Author: Ashley Grigsby, DO PGY-1
Indiana University Emergency Medicine/Pediatrics
Originally published: Modern Resident April/May 2015
Every little boy knows the best place for anything is up your nose. That is, until they show up in your emergency department (ED).
Three-year-old previously healthy male presents after he put his older sister’s jewelry bead up his right nostril two hours ago. Vitals are normal. As you walk in the room, he is breathing comfortably and appears well, but his big brown eyes see you coming and immediately start welling up with tears. He’s sitting in his mom’s lap; he’s anxious and wants no part of you coming near him.
Now you start thinking to yourself, “How am I going to remove this bead from his nose without a giant screaming fit?” This is when you decide to employ the mother to perform the Parent’s Kiss.
The Parent’s Kiss is a technique that was first described in 1965 and there have been multiple case studies since then. The technique requires a parent, or trusted caregiver of the child, and careful instructions from the physician. You first council the parent on how to perform this technique, then you ask them to perform it. The parent should tell his or her child, “I’m going to give you a big kiss.” The parent then places his or her mouth over the child’s open mouth forming a seal and subsequently blows into the mouth until resistance is felt, then sharply exhales while occluding the unaffected nostril of the child. This puff of air should pass through the unoccluded nostril and expel the foreign body. It is important to explain the entire procedure to the adult prior to having them start the process with the child.
This process for removal is best for ages two to five years old or in children who cannot be coached to blow their own noses. It can serve as an invaluable tool in this age group, which is particularly useful as this age group can be the most difficult to gain trust from and to restrain. This technique also reduces the risk of tissue damage from instrumentation, especially in an uncooperative child.

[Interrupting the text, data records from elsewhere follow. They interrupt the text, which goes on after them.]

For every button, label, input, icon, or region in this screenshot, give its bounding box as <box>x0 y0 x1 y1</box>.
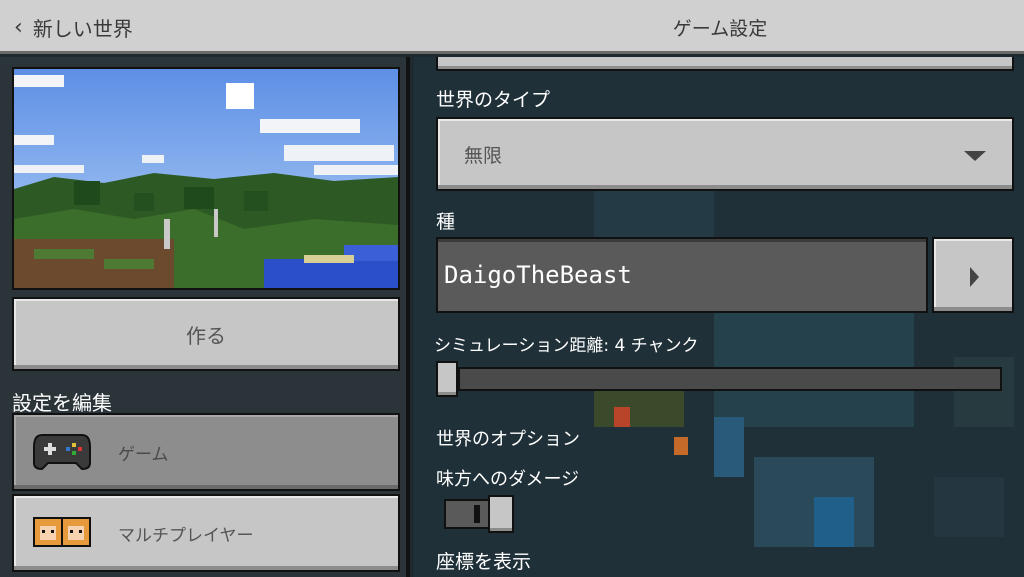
left-panel: 作る 設定を編集 ゲーム マルチプレイヤー <box>0 57 410 577</box>
friendly-fire-toggle[interactable] <box>444 495 514 533</box>
create-button[interactable]: 作る <box>12 297 400 371</box>
nav-item-game[interactable]: ゲーム <box>12 413 400 491</box>
back-button[interactable]: ‹ 新しい世界 <box>14 10 133 44</box>
players-icon <box>32 510 92 557</box>
show-coordinates-label: 座標を表示 <box>436 551 532 573</box>
chevron-left-icon: ‹ <box>14 14 23 40</box>
seed-label: 種 <box>436 211 456 233</box>
controller-icon <box>32 429 92 476</box>
world-type-value: 無限 <box>464 144 503 167</box>
nav-item-game-label: ゲーム <box>118 444 169 465</box>
create-label: 作る <box>186 323 226 348</box>
seed-input[interactable]: DaigoTheBeast <box>436 237 928 313</box>
world-preview-image <box>12 67 400 290</box>
simulation-distance-label: シミュレーション距離: 4 チャンク <box>434 336 699 356</box>
header-bar: ‹ 新しい世界 ゲーム設定 <box>0 0 1024 54</box>
toggle-on-mark <box>474 505 480 523</box>
toggle-knob <box>488 495 514 533</box>
caret-down-icon <box>964 151 986 161</box>
page-title: ゲーム設定 <box>672 18 768 40</box>
edit-settings-heading: 設定を編集 <box>12 391 112 415</box>
world-type-dropdown[interactable]: 無限 <box>436 117 1014 191</box>
seed-picker-button[interactable] <box>932 237 1014 313</box>
simulation-distance-slider-thumb[interactable] <box>436 361 458 397</box>
simulation-distance-slider[interactable] <box>458 367 1002 391</box>
settings-panel[interactable]: 世界のタイプ 無限 種 DaigoTheBeast シミュレーション距離: 4 … <box>414 57 1024 577</box>
world-type-label: 世界のタイプ <box>436 89 551 111</box>
back-label: 新しい世界 <box>32 16 133 41</box>
scrolled-setting-bar <box>436 57 1014 71</box>
friendly-fire-label: 味方へのダメージ <box>436 469 580 490</box>
play-arrow-icon <box>970 267 979 287</box>
nav-item-multiplayer-label: マルチプレイヤー <box>118 525 254 546</box>
world-options-heading: 世界のオプション <box>436 429 580 450</box>
nav-item-multiplayer[interactable]: マルチプレイヤー <box>12 494 400 572</box>
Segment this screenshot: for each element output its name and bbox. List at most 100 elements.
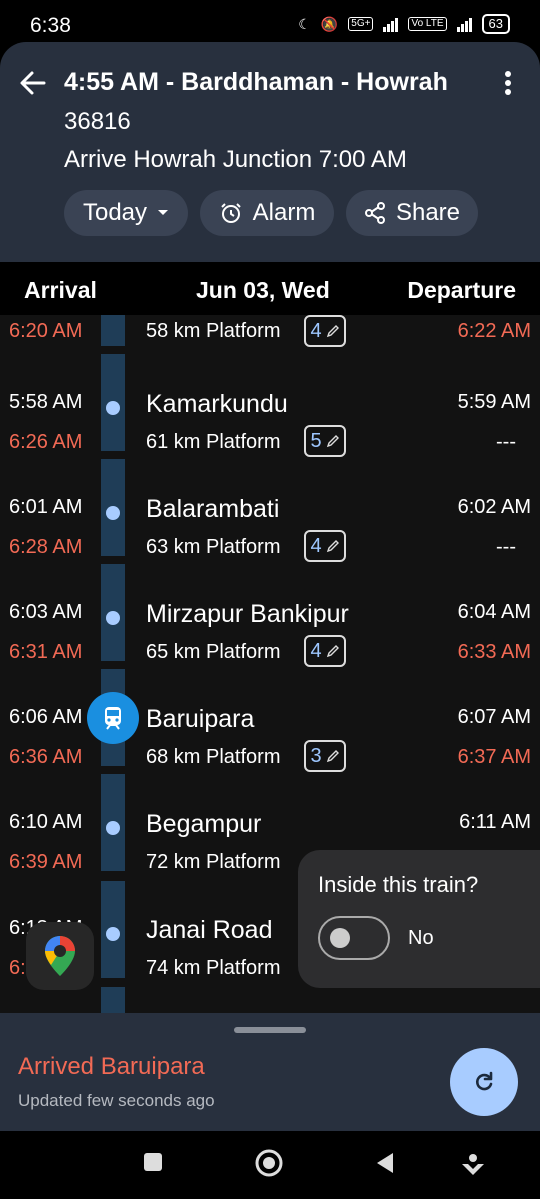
system-nav-bar — [0, 1131, 540, 1199]
toggle-label: No — [408, 927, 434, 949]
volte-badge: Vo LTE — [408, 17, 447, 31]
station-name: Baruipara — [146, 705, 255, 733]
train-header: 4:55 AM - Barddhaman - Howrah 36816 Arri… — [0, 42, 540, 262]
departure-header: Departure — [407, 277, 516, 303]
distance-platform: 58 km Platform — [146, 320, 281, 342]
mute-icon: 🔕 — [320, 15, 339, 32]
refresh-button[interactable] — [450, 1048, 518, 1116]
back-button[interactable] — [16, 66, 50, 100]
arrival-scheduled: 6:01 AM — [9, 496, 83, 518]
edit-icon — [326, 325, 339, 338]
station-row[interactable]: 5:58 AM 6:26 AM Kamarkundu 61 km Platfor… — [0, 385, 540, 490]
station-name: Begampur — [146, 810, 262, 838]
toggle-knob — [330, 928, 350, 948]
arrival-actual: 6:36 AM — [9, 746, 83, 768]
assistant-icon[interactable] — [460, 1151, 486, 1177]
share-label: Share — [395, 199, 461, 226]
more-menu-button[interactable] — [496, 68, 520, 98]
home-icon[interactable] — [255, 1149, 283, 1177]
date-header: Jun 03, Wed — [196, 277, 330, 303]
alarm-chip[interactable]: Alarm — [200, 190, 334, 236]
distance-platform: 72 km Platform — [146, 851, 281, 873]
train-icon — [105, 707, 121, 730]
station-name: Janai Road — [146, 916, 273, 944]
inside-train-toggle[interactable] — [318, 916, 390, 960]
station-row[interactable]: 6:03 AM 6:31 AM Mirzapur Bankipur 65 km … — [0, 595, 540, 700]
page-title: 4:55 AM - Barddhaman - Howrah — [64, 68, 448, 96]
arrival-scheduled: 6:06 AM — [9, 706, 83, 728]
station-row[interactable]: 6:01 AM 6:28 AM Balarambati 63 km Platfo… — [0, 490, 540, 595]
distance-platform: 68 km Platform — [146, 746, 281, 768]
departure-scheduled: 6:11 AM — [459, 811, 531, 833]
departure-scheduled: 6:04 AM — [457, 601, 531, 623]
station-dot — [106, 611, 120, 625]
distance-platform: 61 km Platform — [146, 431, 281, 453]
departure-actual: --- — [496, 536, 516, 558]
station-row-current[interactable]: 6:06 AM 6:36 AM Baruipara 68 km Platform… — [0, 700, 540, 805]
departure-actual: 6:33 AM — [457, 641, 531, 663]
departure-scheduled: 6:02 AM — [457, 496, 531, 518]
battery-icon: 63 — [481, 14, 510, 34]
status-bar: 6:38 ☾ 🔕 5G+ Vo LTE 63 — [0, 0, 540, 48]
inside-train-popup: Inside this train? No — [298, 850, 540, 988]
drag-handle[interactable] — [234, 1027, 306, 1033]
arrival-info: Arrive Howrah Junction 7:00 AM — [64, 146, 407, 173]
departure-actual: --- — [496, 431, 516, 453]
arrival-actual: 6:20 AM — [9, 320, 83, 342]
arrival-actual: 6:31 AM — [9, 641, 83, 663]
alarm-icon — [220, 203, 241, 223]
distance-platform: 65 km Platform — [146, 641, 281, 663]
recents-icon[interactable] — [142, 1151, 164, 1173]
bottom-sheet[interactable]: Arrived Baruipara Updated few seconds ag… — [0, 1013, 540, 1131]
station-name: Kamarkundu — [146, 390, 288, 418]
arrival-actual: 6:28 AM — [9, 536, 83, 558]
column-header: Arrival Jun 03, Wed Departure — [0, 263, 540, 315]
popup-title: Inside this train? — [318, 872, 479, 897]
departure-actual: 6:22 AM — [457, 320, 531, 342]
edit-icon — [326, 645, 339, 658]
arrow-left-icon — [20, 71, 46, 95]
train-number: 36816 — [64, 108, 131, 135]
station-dot — [106, 927, 120, 941]
arrival-scheduled: 5:58 AM — [9, 391, 83, 413]
map-pin-icon — [45, 936, 75, 976]
refresh-icon — [476, 1071, 493, 1091]
today-chip[interactable]: Today — [64, 190, 188, 236]
arrival-header: Arrival — [24, 277, 97, 303]
arrival-actual: 6:39 AM — [9, 851, 83, 873]
share-chip[interactable]: Share — [346, 190, 478, 236]
platform-badge[interactable]: 4 — [304, 530, 346, 562]
station-row[interactable]: 6:20 AM 58 km Platform 4 6:22 AM — [0, 315, 540, 380]
station-name: Balarambati — [146, 495, 280, 523]
maps-button[interactable] — [26, 922, 94, 990]
signal-icon-2 — [456, 16, 472, 32]
last-updated: Updated few seconds ago — [18, 1091, 215, 1110]
station-dot — [106, 506, 120, 520]
dropdown-icon — [158, 210, 169, 215]
edit-icon — [326, 540, 339, 553]
distance-platform: 63 km Platform — [146, 536, 281, 558]
platform-badge[interactable]: 3 — [304, 740, 346, 772]
signal-icon — [383, 16, 399, 32]
edit-icon — [326, 435, 339, 448]
share-icon — [364, 202, 385, 224]
station-dot — [106, 401, 120, 415]
arrival-scheduled: 6:10 AM — [9, 811, 83, 833]
platform-badge[interactable]: 4 — [304, 635, 346, 667]
train-position-marker — [87, 692, 139, 744]
departure-scheduled: 5:59 AM — [457, 391, 531, 413]
alarm-label: Alarm — [252, 199, 316, 226]
edit-icon — [326, 750, 339, 763]
platform-badge[interactable]: 4 — [304, 315, 346, 347]
distance-platform: 74 km Platform — [146, 957, 281, 979]
status-icons: ☾ 🔕 5G+ Vo LTE 63 — [298, 14, 510, 34]
clock: 6:38 — [30, 14, 71, 37]
departure-actual: 6:37 AM — [457, 746, 531, 768]
back-nav-icon[interactable] — [373, 1151, 397, 1175]
arrival-scheduled: 6:03 AM — [9, 601, 83, 623]
network-badge: 5G+ — [348, 17, 374, 31]
station-name: Mirzapur Bankipur — [146, 600, 349, 628]
platform-badge[interactable]: 5 — [304, 425, 346, 457]
more-vert-icon — [505, 71, 511, 95]
station-dot — [106, 821, 120, 835]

One study found this technique successful in 20 of 31 cases in children under age five years. A systematic review also found a similar success rate of 59.9% over multiple case series with no reported adverse effects. The systematic review did not find any difference in success based on the type of object that was lodged. There are some theoretical risks to this procedure, including barotrauma and ruptured tympanic membrane; however, none of these have ever been reported. The studies also suggest that its use as first line option may increase success rates with instrumentation if the Parent’s Kiss fails.
Overall, the Parent’s Kiss can serve as a non-traumatic first step in the management of pediatric nasal foreign bodies. Next time that little boy is staring at you wide-eyed and tearful, give this clinical pearl a try.
1. Cook S, Burton M, Glasziou P. Efficacy and safety of the “mother’s kiss” technique: A systematic review of case reports and case series. CMAJ. 2012 Nov 20; 184(17): E904–E912.
2. Purohit N, Ray S, Wilson T, Chawla OP. The ‘parent’s kiss:’ An effective way to remove paediatric nasal foreign bodies. Ann R Coll Surg Engl. 2008 Jul; 90(5): 420–422.